Лиззи Кертис весьма заботило, что думают о ней окружающие. Она часами вертелась перед серебряным зеркальцем – отцовским подарком, – рассматривая свое отражение, следила за каждым своим словом и взглядом и всякий раз, выходя в город, присматривалась к манерам знатных дам. Она любила красивые яркие наряды, но то, что предлагали рыночные торговцы, ее не удовлетворяло. Лиззи, добрая и смешливая, быстро обзавелась подругами среди сверстниц; девушки ее любили и восхищались ее красотой.

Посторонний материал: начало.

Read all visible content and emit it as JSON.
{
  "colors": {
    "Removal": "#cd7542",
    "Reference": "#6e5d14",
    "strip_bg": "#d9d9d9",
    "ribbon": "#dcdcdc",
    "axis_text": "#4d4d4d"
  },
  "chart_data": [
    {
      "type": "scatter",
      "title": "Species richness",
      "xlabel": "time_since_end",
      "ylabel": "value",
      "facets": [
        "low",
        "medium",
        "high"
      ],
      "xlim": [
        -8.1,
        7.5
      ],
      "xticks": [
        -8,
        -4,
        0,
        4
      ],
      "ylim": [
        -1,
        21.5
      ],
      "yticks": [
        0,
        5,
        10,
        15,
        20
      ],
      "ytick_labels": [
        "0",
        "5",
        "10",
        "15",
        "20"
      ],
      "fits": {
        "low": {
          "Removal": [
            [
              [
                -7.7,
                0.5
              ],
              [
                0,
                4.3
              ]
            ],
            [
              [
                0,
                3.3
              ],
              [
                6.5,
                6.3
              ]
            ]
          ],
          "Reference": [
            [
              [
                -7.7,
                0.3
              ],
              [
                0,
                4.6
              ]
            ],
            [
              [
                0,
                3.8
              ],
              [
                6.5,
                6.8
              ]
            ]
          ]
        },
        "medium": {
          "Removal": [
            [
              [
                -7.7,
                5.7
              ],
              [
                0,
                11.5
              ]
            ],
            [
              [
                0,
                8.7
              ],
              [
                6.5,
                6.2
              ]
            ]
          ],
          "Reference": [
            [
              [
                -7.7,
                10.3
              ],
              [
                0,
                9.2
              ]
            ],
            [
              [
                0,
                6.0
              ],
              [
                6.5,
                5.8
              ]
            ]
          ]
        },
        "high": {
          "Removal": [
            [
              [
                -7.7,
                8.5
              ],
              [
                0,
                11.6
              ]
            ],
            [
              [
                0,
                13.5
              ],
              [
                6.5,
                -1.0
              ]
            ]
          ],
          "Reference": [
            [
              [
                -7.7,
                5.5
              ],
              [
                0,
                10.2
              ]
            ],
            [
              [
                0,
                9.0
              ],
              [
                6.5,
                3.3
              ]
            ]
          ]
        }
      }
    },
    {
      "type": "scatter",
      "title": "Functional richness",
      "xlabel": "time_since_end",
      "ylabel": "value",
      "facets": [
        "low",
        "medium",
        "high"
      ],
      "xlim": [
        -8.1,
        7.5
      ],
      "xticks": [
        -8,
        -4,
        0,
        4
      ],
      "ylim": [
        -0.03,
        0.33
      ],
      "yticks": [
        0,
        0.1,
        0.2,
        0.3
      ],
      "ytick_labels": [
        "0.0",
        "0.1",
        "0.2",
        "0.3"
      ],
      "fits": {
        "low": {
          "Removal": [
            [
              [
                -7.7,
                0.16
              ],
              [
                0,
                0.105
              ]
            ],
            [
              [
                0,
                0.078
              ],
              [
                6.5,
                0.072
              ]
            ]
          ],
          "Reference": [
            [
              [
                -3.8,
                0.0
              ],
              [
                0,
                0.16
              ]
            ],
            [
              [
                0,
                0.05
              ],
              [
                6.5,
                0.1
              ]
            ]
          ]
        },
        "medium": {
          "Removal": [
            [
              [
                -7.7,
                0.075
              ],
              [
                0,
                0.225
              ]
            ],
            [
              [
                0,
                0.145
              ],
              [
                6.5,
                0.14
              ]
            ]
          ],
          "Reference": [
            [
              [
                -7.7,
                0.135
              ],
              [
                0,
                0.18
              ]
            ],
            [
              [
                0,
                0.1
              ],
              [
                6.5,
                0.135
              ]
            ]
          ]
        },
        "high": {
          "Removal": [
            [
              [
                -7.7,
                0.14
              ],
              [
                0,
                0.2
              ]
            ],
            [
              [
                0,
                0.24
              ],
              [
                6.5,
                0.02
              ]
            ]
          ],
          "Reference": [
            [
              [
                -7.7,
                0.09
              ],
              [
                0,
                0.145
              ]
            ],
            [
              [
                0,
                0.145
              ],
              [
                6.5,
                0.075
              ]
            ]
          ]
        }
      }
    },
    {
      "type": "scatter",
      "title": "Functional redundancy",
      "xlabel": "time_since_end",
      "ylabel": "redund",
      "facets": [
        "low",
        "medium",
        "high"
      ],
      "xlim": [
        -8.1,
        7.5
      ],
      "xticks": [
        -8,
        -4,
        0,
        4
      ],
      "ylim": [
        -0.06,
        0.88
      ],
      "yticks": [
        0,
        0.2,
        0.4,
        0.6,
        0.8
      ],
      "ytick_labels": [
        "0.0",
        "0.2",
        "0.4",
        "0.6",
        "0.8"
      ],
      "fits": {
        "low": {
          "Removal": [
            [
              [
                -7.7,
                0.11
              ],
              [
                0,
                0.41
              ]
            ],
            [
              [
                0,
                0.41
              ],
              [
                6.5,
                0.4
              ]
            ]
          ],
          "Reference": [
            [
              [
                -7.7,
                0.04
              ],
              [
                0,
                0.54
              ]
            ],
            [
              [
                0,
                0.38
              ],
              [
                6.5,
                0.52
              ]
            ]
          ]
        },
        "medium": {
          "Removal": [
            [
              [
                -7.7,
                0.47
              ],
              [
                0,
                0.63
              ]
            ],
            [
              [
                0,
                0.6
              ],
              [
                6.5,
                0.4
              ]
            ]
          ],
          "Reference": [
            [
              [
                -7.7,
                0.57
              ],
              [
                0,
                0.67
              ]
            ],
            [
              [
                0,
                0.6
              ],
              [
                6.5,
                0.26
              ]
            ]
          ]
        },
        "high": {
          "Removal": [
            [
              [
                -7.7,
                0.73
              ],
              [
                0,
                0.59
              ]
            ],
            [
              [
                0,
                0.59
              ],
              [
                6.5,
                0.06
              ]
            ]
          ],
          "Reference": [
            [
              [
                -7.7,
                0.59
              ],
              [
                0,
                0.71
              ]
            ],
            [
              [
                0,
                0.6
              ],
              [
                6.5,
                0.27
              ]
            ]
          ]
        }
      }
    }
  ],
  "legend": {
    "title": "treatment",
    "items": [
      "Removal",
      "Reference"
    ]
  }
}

Теперь Лиззи занимало другое: как привлечь к себе внимание мужчин. Поначалу она решила, что их следует обольщать, и пробовала свои силы на городских юнцах: одаривала их очаровательными улыбками, а потом напускала на себя неприступный вид и гордо отворачивалась. Нехитрая уловка срабатывала до тех пор, пока какой-то дерзкий подмастерье не ухитрился сорвать поцелуй. Лиззи, испугавшись, что юнец будет хвастаться своим подвигом, рассердилась и убежала.
Больше всего на свете Лиззи хотелось стать знатной госпожой – из тех, что изредка появлялись на улицах города. Девушка с вожделением разглядывала великолепные накидки с горностаевым подбоем и высокие головные уборы с тончайшими кружевными вуалями, усыпанными самоцветными камнями. Может быть, отец найдет ей жениха – обязательно из знатного рода, джентльмена, ведь женам даже самых богатых торговцев не позволялось носить наряды, подобающие высокородным господам.
Лиззи шла по улице, мечтая о женихе.
Преследователи нагнали девушку на углу квартала Священников. Ее схватили так внезапно, что Лиззи даже не вскрикнула. Шесть пар цепких рук поволокли ее через дорогу, втолкнули в дверной проем и крепко спутали веревкой.
Сообразив, что происходит, Лиззи облегченно перевела дух и оглядела ухмыляющихся парней:
– Сколько просите?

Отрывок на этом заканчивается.